LANCEURS D’ALERTE – 2 – Olivier Thérondel / TRACFIN

  • Mediapart, le 6 févr. 2014
  • Antoine Peillon

·  Olivier Thérondel, ex-agent de Tracfin

« Si un juge d’instruction vient faire une perquisition à Tracfin, il ne trouvera rien. »

Ce douanier a travaillé au service anti-blanchiment « Traitement du renseignement et action contre les circuits financiers clandestins » (Tracfin) de 2004 à 2013. La direction de Tracfin a porté plainte contre lui pour avoir publié fin avril 2013 deux billets sur son blog hébergé par le site d’information Mediapart, sous les titres « Black-out sur les rapatriements de Cahuzac » et « L’affaire Cahuzac embarrasse Tracfin ». Son procès aura lieu au Tribunal correctionnel de Paris (XVIIe Chambre) le 21 mars 2014. Il témoigne ici de ce dont il a été le témoin et de ce qu’il a vécu depuis qu’il a porté certains faits qu’il estime irréguliers à la connaissance du public.

Quel était votre fonction à Tracfin et que s’y est-il passé lors de l’affaire Cahuzac ?

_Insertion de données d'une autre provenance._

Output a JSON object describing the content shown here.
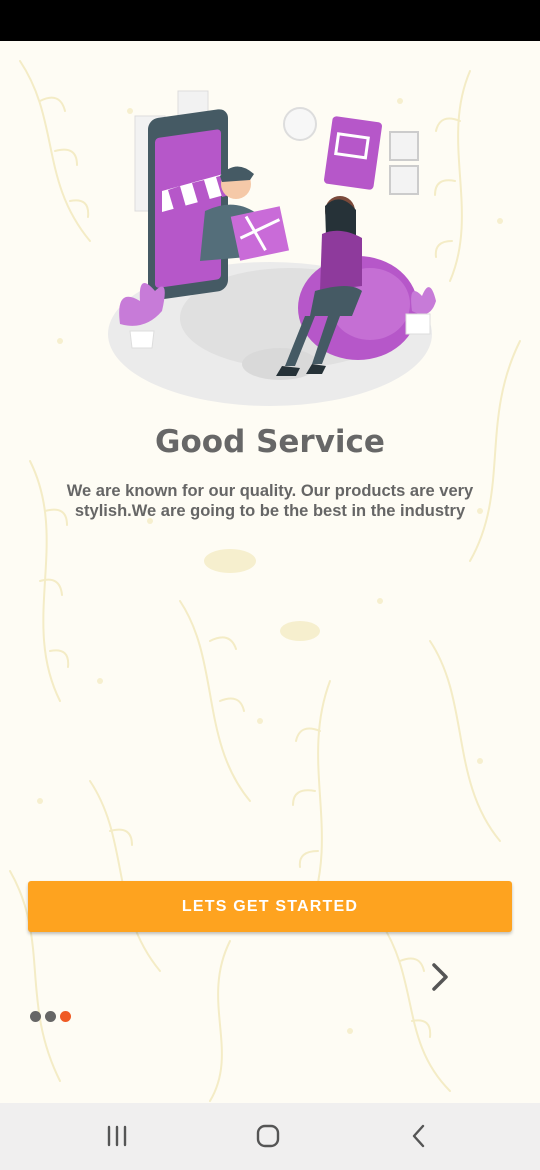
{
  "onboarding": {
    "title": "Good Service",
    "description": "We are known for our quality. Our products are very stylish.We are going to be the best in the industry",
    "cta_label": "LETS GET STARTED",
    "page_indicator": {
      "count": 3,
      "active_index": 2
    }
  },
  "icons": {
    "next": "chevron-right-icon",
    "recent_apps": "recent-apps-icon",
    "home": "home-icon",
    "back": "back-icon"
  },
  "colors": {
    "accent": "#fea31f",
    "title_text": "#676767",
    "body_text": "#666666",
    "illustration_purple": "#b657c9",
    "indicator_inactive": "#666666",
    "indicator_active": "#ef5a24"
  }
}
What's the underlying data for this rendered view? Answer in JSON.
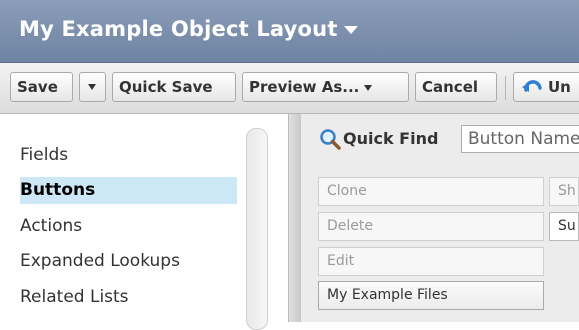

O. T. : J’étais à la cellule d’intégration des déclarations de soupçons. Pendant la période de l’affaire Cahuzac, tout le monde y était assez chamboulé. Le 19 mars 2013, notre ministre de tutelle démissionne, le 2 avril il avoue qu’il a menti et qu’il avait un compte en Suisse et à Singapour. Deux jours après, le 4 avril au soir, alors que j’allais quitter mon travail, une chef de la division de l’orientation et de la valorisation de l’information (Dovi), Béatrice C., vient me voir pour me demander si je peux rester un peu plus longtemps, en attente d’un fax urgent, lequel n’est finalement pas arrivé ce soir-là. J’ai alors aussitôt senti qu’il y avait quelque chose d’hystérisant pour le service dans ce qui lui avait visiblement été annoncé. Le lendemain, vers 17 heures, dans le flot des déclarations de soupçon je vois un signalement aux noms de Jérôme Cahuzac et de Patricia Ménard, épouse Cahuzac, qui indique que des rapatriements en provenance du compte bancaire (banque Julius Baer) d’une société offshore vont arriver en France, sur les comptes du couple dans une banque française. Pour moi, comme Jérôme Cahuzac avait dit, le 2 avril, qu’il allait régulariser sa situation, ce signalement me paraissait logique. Je traite donc le dossier, je préviens donc ma hiérarchie, par devoir, sans inquiétude particulière.

Jusque-là, rien de grave…

O. T. : En fait, ce qui se passe, c’est que deux jours après, mon chef vient me voir et m’affirme : « Le directeur a dit qu’il ne faut pas enrichir les déclarations (de soupçons) sur Cahuzac. » Or j’avais déjà ajouté deux personnes au dossier de renseignement ouvert à son nom, lesquelles présentaient chacune un lien financier important avec Jérôme Cahuzac. Ces ajouts étaient parfaitement pertinents étant donné le contexte et les sommes en jeu. Cette procédure d’enrichissement, dans ce genre de situation, est quelque chose que je faisais tous les jours, que l’on ne m’a jamais reproché et qui permet de faire le lien avec d’autres dossiers. Dès lors, je trouve un peu troublant que l’on me demande de ne pas le faire sur le dossier Cahuzac. En conséquence, je demande si je peux avoir un ordre écrit. Mon chef me répond qu’il n’y aura pas d’ordre écrit. Et il n’y en a jamais eu… Ce que je remarque aussi, c’est que lorsque les compléments des déclarations sur Cahuzac continuent d’arriver, compléments qui –selon mes collègues – correspondent à des virements fractionnés, à chaque fois mon chef vient s’assurer que je ne puisse pas voir ces nouvelles déclarations. Ce qui est évidemment assez vexant. D’autant que le même chef vient me demander, en plus, si dans la masse des déclarations il y a possibilité de voir sur qui porte la déclaration…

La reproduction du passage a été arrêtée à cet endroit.